Jane dedicated her life to giving practical support, advice and help to countless people, especially women and refugees, about housing, benefits, education, immigration rights and much more. As one neighbour said, “She’s a mother to us all – she looks after everyone.”
Born in 1945, Jane grew up in Shropshire, and after university spent time in Hong Kong. The Vietnam war was raging; Jane supported American GIs and campaigned against the war. Moving to Leeds, she lived in Woodhouse, taught briefly, then became a welder at Bray’s, where she campaigned for workers’ rights and was elected GMBATU (now GMB) Shop Steward.
A socialist feminist, organiser and campaigner for human, refugee and homeworkers’ rights, Jane was well known for her support of local people.
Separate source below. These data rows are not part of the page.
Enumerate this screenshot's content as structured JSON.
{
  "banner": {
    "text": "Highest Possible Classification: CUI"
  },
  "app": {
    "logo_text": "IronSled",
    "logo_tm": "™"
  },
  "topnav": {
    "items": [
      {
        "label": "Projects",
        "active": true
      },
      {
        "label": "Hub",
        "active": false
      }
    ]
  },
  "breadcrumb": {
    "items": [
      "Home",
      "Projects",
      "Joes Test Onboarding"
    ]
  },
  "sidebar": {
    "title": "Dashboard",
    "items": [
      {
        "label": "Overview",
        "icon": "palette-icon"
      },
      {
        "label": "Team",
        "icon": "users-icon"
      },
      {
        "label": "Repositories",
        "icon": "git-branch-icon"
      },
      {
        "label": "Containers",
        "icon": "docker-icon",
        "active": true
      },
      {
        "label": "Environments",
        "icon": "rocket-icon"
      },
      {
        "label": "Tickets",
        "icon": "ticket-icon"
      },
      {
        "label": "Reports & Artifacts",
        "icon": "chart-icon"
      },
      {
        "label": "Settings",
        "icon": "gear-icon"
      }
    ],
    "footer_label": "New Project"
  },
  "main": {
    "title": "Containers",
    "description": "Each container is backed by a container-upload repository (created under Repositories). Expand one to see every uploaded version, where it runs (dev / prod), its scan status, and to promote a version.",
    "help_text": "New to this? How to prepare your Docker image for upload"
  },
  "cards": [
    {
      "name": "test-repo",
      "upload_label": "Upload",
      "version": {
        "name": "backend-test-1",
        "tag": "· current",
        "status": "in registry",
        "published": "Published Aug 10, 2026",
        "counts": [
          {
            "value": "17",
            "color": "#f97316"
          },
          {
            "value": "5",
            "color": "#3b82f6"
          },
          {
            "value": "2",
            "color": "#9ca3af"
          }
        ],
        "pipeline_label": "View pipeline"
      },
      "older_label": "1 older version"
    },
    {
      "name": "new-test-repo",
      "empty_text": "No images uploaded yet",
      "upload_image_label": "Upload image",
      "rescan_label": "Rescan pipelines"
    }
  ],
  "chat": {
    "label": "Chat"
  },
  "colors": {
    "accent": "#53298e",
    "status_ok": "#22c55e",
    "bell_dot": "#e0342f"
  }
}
Exceptionally generous with her time and resources, she helped refugees and asylum seekers deal with complex immigration, benefits and other issues, supported them into education and training, assisted them to complete forms online and gave them shelter in her own home.
She introduced several families to Building Blocks nursery and the Hunslet Club, subsidising fees for those initially unable to pay, and helping them to take up other opportunities. She found time to support the Friends of Cross Flatts Park, selling books to raise funds during our annual summer band concert programme.
Jane also had national and international impact. At the Low Pay Unit in Batley, the National Group on Homeworking and as Director of Homeworkers Worldwide (HWW) based in Dock Street, Hunslet, she organised successfully with others for the rights and recognition of the poorest homeworkers, 99% women, who carry out work for employers such as sewing, packaging, soldering circuit boards, gluing shoe soles to uppers and much more in their own homes.
This work resulted in the UK including homeworkers in minimum wage legislation, and in large companies scrutinising their supply chains far more rigourously. They found that at the end of a sub-contractor’s contract there are often women being paid very, very low wages to work at home without any employment rights or health and safety checks; Jane’s work has prompted them to act and change things for the better.
Working with Vera Media, Jane supported and raised funds for grassroots Indian homeworking organisations by selling their beautifully hand-sewn embroidered wall hangings and cushion covers in exhibitions at Building Blocks and the Dewsbury Road library. Schoolchildren from Greenmount, Cross Flatts Park and other primaries visited, took part in Indian songs and dances, and learnt a lot about life in the villages, and how the sale of the textiles raised money for health care and schools.
Jane’s later international work focussed on the leather footwear industry, where home-based women workers hand-stitch uppers. Thanks to Jane’s outreach and advocacy, HWW now works with a social enterprise in India and two major shoe brands to improve conditions.
Jane’s burial in the Huddersfield Woodland Burial Site was followed by a well-attended gathering in the hall at Building Blocks. Local people and others of all ages, from many different countries, paid tribute to her work, as did former colleagues.
One woman spoke of how Jane had arranged for asylum seekers like her to sit in on Leeds university courses; this gave her the impetus to study once she was legally eligible. She graduated this year.
Many spoke of the care and help she had given them through hard times, arranging lifts to hospital, coaching their children in English and Maths, getting them online, arranging legal support. As one young woman commented, “If I die having achieved just a fraction of what she did, I shall think my life’s been worthwhile”.
Jane read and travelled widely, spoke fluent Chinese among other languages, loved the countryside and liked to watch Scandi Noir series on television, an activity I would often share at her house, good coffee on the table and her cats on our knees. She leaves a strong legacy, and will be long remembered.